Genova, falce e martello sulle lapidi: vandalizzato il sacrario del Manfrei

Sfregio anche sulla targa per Giuseppina Ghersi, 13enne violentata e uccisa: Berrino (Fdi): “Un’ignominia il vilipendio dei defunti”.

Genova – Vandalizzato il sacrario privato sul Monte Manfrei in Liguria: targhe e lapidi di caduti militari della Repubblica Sociale Italiana e civili uccisi dai partigiani del ponente ligure, compresa la targa per Giuseppina Ghersi, violentata e uccisa a tredici anni, sono state imbrattate con falci e martello e simboli anarchici mentre sul posto è stata trovata una croce bruciata e scritte ‘Genova antifa’.

“Il Sacrario privato sul Monte Manfrei dedicato ai caduti militari della Repubblica Sociale Italiana e ai civili uccisi dai partigiani del ponente ligure durante la Guerra civile è stato completamente vandalizzato dai ‘soliti noti’ Antifascisti – ha commentato a Adnkronos l’editore e saggista genovese Andrea Lombardi, esperto di storia militare, che ha diffuso anche le foto dei danneggiamenti – Nessun esponente politico o della società civile ha condannato questo gesto – sfregiata anche la targa dedicata alla giovanissima Giuseppina Ghersi -, che oltrepassa completamente qualunque dibattito storiografico, politico o morale sul Manfrei, sulla polemica dei ‘200 Marò della San Marco’ o sulla presenza alle commemorazioni del tal o talaltro politico o sulla Guerra civile del 1943-1945 in Liguria e in Italia”.
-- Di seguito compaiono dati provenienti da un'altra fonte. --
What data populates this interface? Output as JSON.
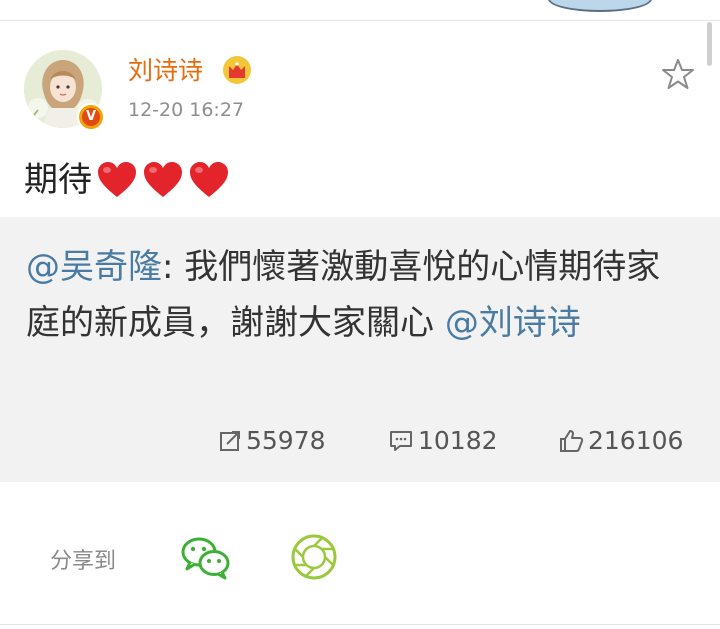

In realtà, sul caso ha poi preso posizione il senatore ligure di Fratelli d’Italia Gianni Berrino che afferma: “Non c’è peggiore ignominia del vilipendio nei confronti dei defunti. È per questo che lasciano ogni volta sgomenti gli assalti comunisti al sacrario sul Monte Manfrei, in Liguria – dichiara in una nota – Vedere le targhe e le lapidi imbrattate con falci e martello, simboli dell’anarchia e scritte ‘Genova vi odia’ è davvero agghiacciante. I vigliacchi che due notti fa si sono introdotti nel sacrario non hanno risparmiato nemmeno la tomba di Giuseppina Ghersi, violentata e uccisa a tredici anni dai partigiani dopo il 25 aprile. Chi non ha il cuore imbevuto di rancore riconosce un senso di rispetto nei confronti dei morti, di qualunque parte politica siano”.